我们那个年代,农民们刚刚进城,人走了还是很讲究叶落归根的,所以不能在外面火化,要弄回去大家看一看,道士还要做法,然后再送去烧的。那个时候也没车,当时找了很多的士人家一听是这事儿纷纷摇头不干,最后好不容易找到一个师傅,也是千说好话万说好话,人家才勉强同意。前面副驾坐的是他儿子,二伯在后排中间位置上靠着,我爸还有另一个长辈坐在后面在两边左右扶着,乘着夜色就启程了,路上还碰到了好几次检查,不过都有惊无险的蒙混过关了。
二伯走了后,两个儿子也辗转七托八绕的,进了体制内,前面也是熬了很久的临时工。好在世纪初始,县城的房价很便宜,三万元就可以买100多平的三室一厅,孩子们也买了房,二伯妈就跟着进了城,老家的房子没人住了,很快就倒了。回头看我这个二伯,确实没享过什么福,后人的好日子没想到更是一眼也没看到,虽然走的不痛苦,五十多岁,却也是壮年早逝,想想还是有点惨的。

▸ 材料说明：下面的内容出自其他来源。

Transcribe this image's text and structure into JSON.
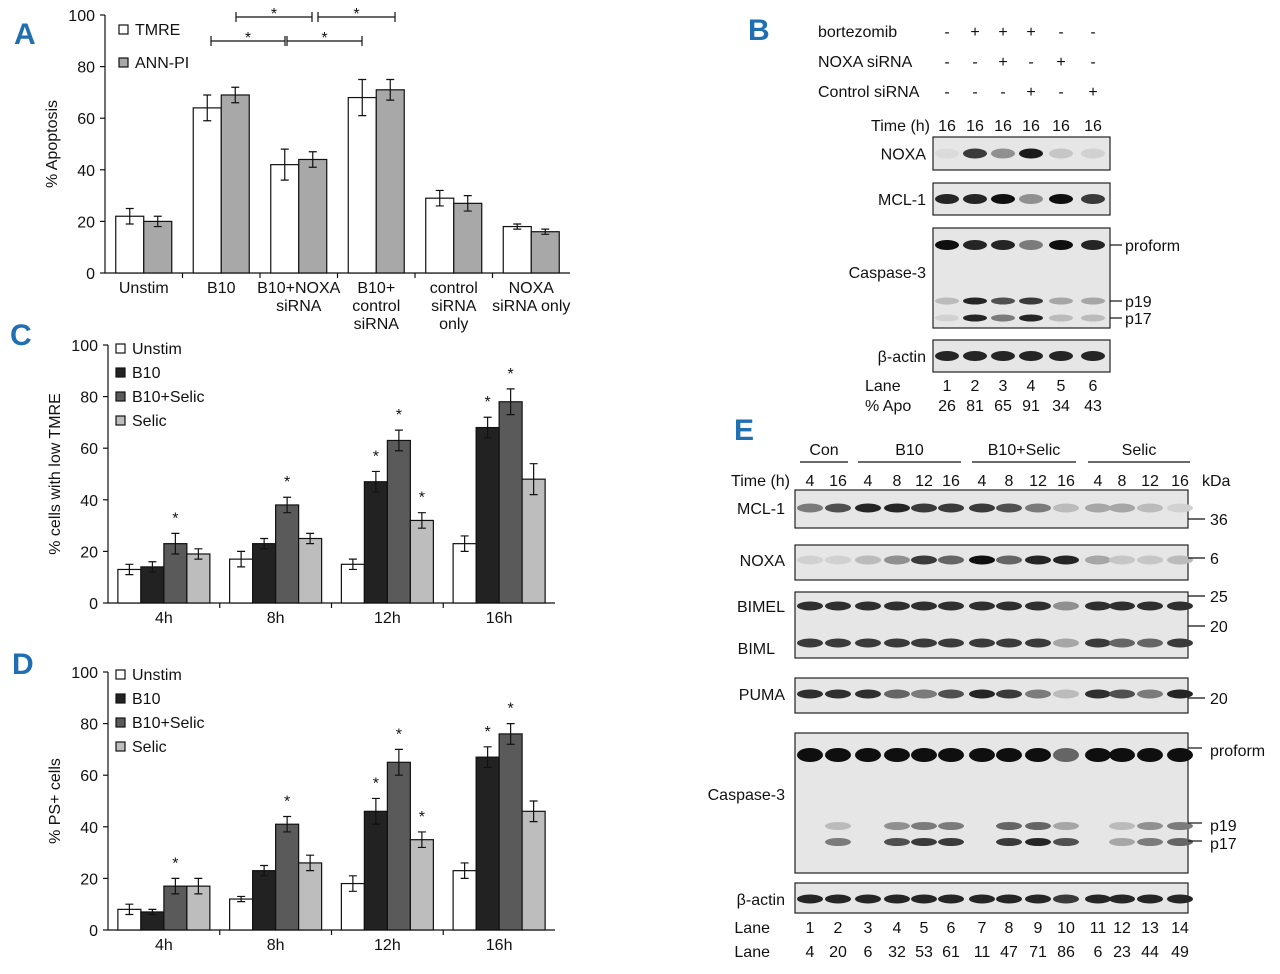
{
  "panels": {
    "a": "A",
    "b": "B",
    "c": "C",
    "d": "D",
    "e": "E"
  },
  "chart_data": [
    {
      "id": "A",
      "type": "bar",
      "title": "",
      "xlabel": "",
      "ylabel": "% Apoptosis",
      "ylim": [
        0,
        100
      ],
      "yticks": [
        "0",
        "20",
        "40",
        "60",
        "80",
        "100"
      ],
      "categories": [
        [
          "Unstim"
        ],
        [
          "B10"
        ],
        [
          "B10+NOXA",
          "siRNA"
        ],
        [
          "B10+",
          "control",
          "siRNA"
        ],
        [
          "control",
          "siRNA",
          "only"
        ],
        [
          "NOXA",
          "siRNA only"
        ]
      ],
      "series": [
        {
          "name": "TMRE",
          "color": "#ffffff",
          "values": [
            22,
            64,
            42,
            68,
            29,
            18
          ],
          "errors": [
            3,
            5,
            6,
            7,
            3,
            1
          ]
        },
        {
          "name": "ANN-PI",
          "color": "#a8a8a8",
          "values": [
            20,
            69,
            44,
            71,
            27,
            16
          ],
          "errors": [
            2,
            3,
            3,
            4,
            3,
            1
          ]
        }
      ],
      "legend_position": "top-left",
      "significance": [
        {
          "from": "B10",
          "to": "B10+NOXA siRNA",
          "label": "*"
        },
        {
          "from": "B10+NOXA siRNA",
          "to": "B10+control siRNA",
          "label": "*"
        },
        {
          "from": "B10 (ANN-PI)",
          "to": "B10+NOXA siRNA (ANN-PI)",
          "label": "*"
        },
        {
          "from": "B10+NOXA siRNA (ANN-PI)",
          "to": "B10+control siRNA (ANN-PI)",
          "label": "*"
        }
      ]
    },
    {
      "id": "C",
      "type": "bar",
      "title": "",
      "xlabel": "",
      "ylabel": "% cells with low TMRE",
      "ylim": [
        0,
        100
      ],
      "yticks": [
        "0",
        "20",
        "40",
        "60",
        "80",
        "100"
      ],
      "categories": [
        [
          "4h"
        ],
        [
          "8h"
        ],
        [
          "12h"
        ],
        [
          "16h"
        ]
      ],
      "series": [
        {
          "name": "Unstim",
          "color": "#ffffff",
          "values": [
            13,
            17,
            15,
            23
          ],
          "errors": [
            2,
            3,
            2,
            3
          ]
        },
        {
          "name": "B10",
          "color": "#222222",
          "values": [
            14,
            23,
            47,
            68
          ],
          "errors": [
            2,
            2,
            4,
            4
          ]
        },
        {
          "name": "B10+Selic",
          "color": "#5a5a5a",
          "values": [
            23,
            38,
            63,
            78
          ],
          "errors": [
            4,
            3,
            4,
            5
          ]
        },
        {
          "name": "Selic",
          "color": "#bdbdbd",
          "values": [
            19,
            25,
            32,
            48
          ],
          "errors": [
            2,
            2,
            3,
            6
          ]
        }
      ],
      "stars": [
        [
          0,
          2
        ],
        [
          1,
          2
        ],
        [
          2,
          1
        ],
        [
          2,
          2
        ],
        [
          2,
          3
        ],
        [
          3,
          1
        ],
        [
          3,
          2
        ]
      ],
      "star_label": "*",
      "legend_position": "top-left"
    },
    {
      "id": "D",
      "type": "bar",
      "title": "",
      "xlabel": "",
      "ylabel": "% PS+ cells",
      "ylim": [
        0,
        100
      ],
      "yticks": [
        "0",
        "20",
        "40",
        "60",
        "80",
        "100"
      ],
      "categories": [
        [
          "4h"
        ],
        [
          "8h"
        ],
        [
          "12h"
        ],
        [
          "16h"
        ]
      ],
      "series": [
        {
          "name": "Unstim",
          "color": "#ffffff",
          "values": [
            8,
            12,
            18,
            23
          ],
          "errors": [
            2,
            1,
            3,
            3
          ]
        },
        {
          "name": "B10",
          "color": "#222222",
          "values": [
            7,
            23,
            46,
            67
          ],
          "errors": [
            1,
            2,
            5,
            4
          ]
        },
        {
          "name": "B10+Selic",
          "color": "#5a5a5a",
          "values": [
            17,
            41,
            65,
            76
          ],
          "errors": [
            3,
            3,
            5,
            4
          ]
        },
        {
          "name": "Selic",
          "color": "#bdbdbd",
          "values": [
            17,
            26,
            35,
            46
          ],
          "errors": [
            3,
            3,
            3,
            4
          ]
        }
      ],
      "stars": [
        [
          0,
          2
        ],
        [
          1,
          2
        ],
        [
          2,
          1
        ],
        [
          2,
          2
        ],
        [
          2,
          3
        ],
        [
          3,
          1
        ],
        [
          3,
          2
        ]
      ],
      "star_label": "*",
      "legend_position": "top-left"
    }
  ],
  "blotB": {
    "conditions": [
      {
        "label": "bortezomib",
        "values": [
          "-",
          "+",
          "+",
          "+",
          "-",
          "-"
        ]
      },
      {
        "label": "NOXA siRNA",
        "values": [
          "-",
          "-",
          "+",
          "-",
          "+",
          "-"
        ]
      },
      {
        "label": "Control siRNA",
        "values": [
          "-",
          "-",
          "-",
          "+",
          "-",
          "+"
        ]
      }
    ],
    "time_label": "Time (h)",
    "times": [
      "16",
      "16",
      "16",
      "16",
      "16",
      "16"
    ],
    "rows": [
      {
        "label": "NOXA",
        "bands": [
          [
            0.05,
            0.8,
            0.4,
            0.95,
            0.15,
            0.1
          ]
        ]
      },
      {
        "label": "MCL-1",
        "bands": [
          [
            0.9,
            0.9,
            1,
            0.4,
            1,
            0.8
          ]
        ]
      },
      {
        "label": "Caspase-3",
        "bands": [
          [
            1,
            0.9,
            0.9,
            0.5,
            1,
            0.9
          ],
          [
            0.2,
            0.9,
            0.7,
            0.8,
            0.3,
            0.3
          ],
          [
            0.1,
            0.9,
            0.5,
            0.9,
            0.2,
            0.2
          ]
        ],
        "markers": [
          "proform",
          "p19",
          "p17"
        ]
      },
      {
        "label": "β-actin",
        "bands": [
          [
            0.9,
            0.9,
            0.9,
            0.9,
            0.9,
            0.9
          ]
        ]
      }
    ],
    "lane_label": "Lane",
    "lanes": [
      "1",
      "2",
      "3",
      "4",
      "5",
      "6"
    ],
    "apo_label": "% Apo",
    "apo": [
      "26",
      "81",
      "65",
      "91",
      "34",
      "43"
    ]
  },
  "blotE": {
    "groups": [
      {
        "label": "Con",
        "span": 2
      },
      {
        "label": "B10",
        "span": 4
      },
      {
        "label": "B10+Selic",
        "span": 4
      },
      {
        "label": "Selic",
        "span": 4
      }
    ],
    "time_label": "Time (h)",
    "times": [
      "4",
      "16",
      "4",
      "8",
      "12",
      "16",
      "4",
      "8",
      "12",
      "16",
      "4",
      "8",
      "12",
      "16"
    ],
    "kda_label": "kDa",
    "rows": [
      {
        "label": "MCL-1",
        "bands": [
          [
            0.5,
            0.7,
            0.9,
            0.9,
            0.8,
            0.8,
            0.8,
            0.7,
            0.5,
            0.2,
            0.3,
            0.3,
            0.2,
            0.1
          ]
        ],
        "kda": [
          "36"
        ]
      },
      {
        "label": "NOXA",
        "bands": [
          [
            0.1,
            0.1,
            0.2,
            0.4,
            0.8,
            0.6,
            1,
            0.6,
            0.9,
            0.9,
            0.3,
            0.15,
            0.15,
            0.2
          ]
        ],
        "kda": [
          "6"
        ]
      },
      {
        "label": "BIMEL",
        "label2": "BIML",
        "bands": [
          [
            0.85,
            0.85,
            0.85,
            0.85,
            0.85,
            0.85,
            0.85,
            0.85,
            0.85,
            0.4,
            0.85,
            0.85,
            0.85,
            0.85
          ],
          [
            0.8,
            0.8,
            0.8,
            0.8,
            0.8,
            0.8,
            0.8,
            0.8,
            0.8,
            0.3,
            0.8,
            0.6,
            0.6,
            0.8
          ]
        ],
        "kda": [
          "25",
          "20"
        ]
      },
      {
        "label": "PUMA",
        "bands": [
          [
            0.85,
            0.85,
            0.85,
            0.6,
            0.5,
            0.7,
            0.9,
            0.8,
            0.5,
            0.2,
            0.85,
            0.7,
            0.5,
            0.9
          ]
        ],
        "kda": [
          "20"
        ]
      },
      {
        "label": "Caspase-3",
        "bands": [
          [
            1,
            1,
            1,
            1,
            1,
            1,
            1,
            1,
            1,
            0.6,
            1,
            1,
            1,
            1
          ],
          [
            0,
            0.2,
            0,
            0.4,
            0.5,
            0.5,
            0,
            0.6,
            0.6,
            0.3,
            0,
            0.2,
            0.4,
            0.5
          ],
          [
            0,
            0.5,
            0,
            0.7,
            0.8,
            0.8,
            0,
            0.8,
            0.9,
            0.7,
            0,
            0.3,
            0.5,
            0.6
          ]
        ],
        "markers": [
          "proform",
          "p19",
          "p17"
        ]
      },
      {
        "label": "β-actin",
        "bands": [
          [
            0.9,
            0.9,
            0.9,
            0.9,
            0.9,
            0.9,
            0.9,
            0.9,
            0.9,
            0.8,
            0.9,
            0.9,
            0.9,
            0.9
          ]
        ]
      }
    ],
    "lane_label": "Lane",
    "lanes": [
      "1",
      "2",
      "3",
      "4",
      "5",
      "6",
      "7",
      "8",
      "9",
      "10",
      "11",
      "12",
      "13",
      "14"
    ],
    "lane_label2": "Lane",
    "values2": [
      "4",
      "20",
      "6",
      "32",
      "53",
      "61",
      "11",
      "47",
      "71",
      "86",
      "6",
      "23",
      "44",
      "49"
    ]
  }
}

乡下虽然没有房子了,孩子们的根却还是在乡下。那之后几乎每年过年,二伯家的孩子都会到我家来过年,喝酒打牌,我家也成了大家的根据地了。去年我家在老家盖新房子封顶,二伯家的大儿子很高兴,开着他的小车,后备箱带了满满一车烟花,还有白酒,回来庆贺典礼,我说,这和亲儿子一样的啊。
过年的时候,我也回去了一趟,正好碰到堂嫂子了,我是十多年没回去了,大家都在感叹这么多年,见一面真是难得,也不知道什么时候再见,说着说着她竟然还哭了,我当时还笑着说嫂子以前还挺泼辣的,以后我一定争取多回来吧。
好像人前的我是多么没心没肺啊,准备写这篇文章的时候,鞋子还破了,补鞋摊还挺忙的,需要排队,我就坐在摊位前的小板凳上敲了这篇文章的大部分文字,后来在回家的路上,想起往日的一幕幕,眼泪都止不住的流,脸都花了。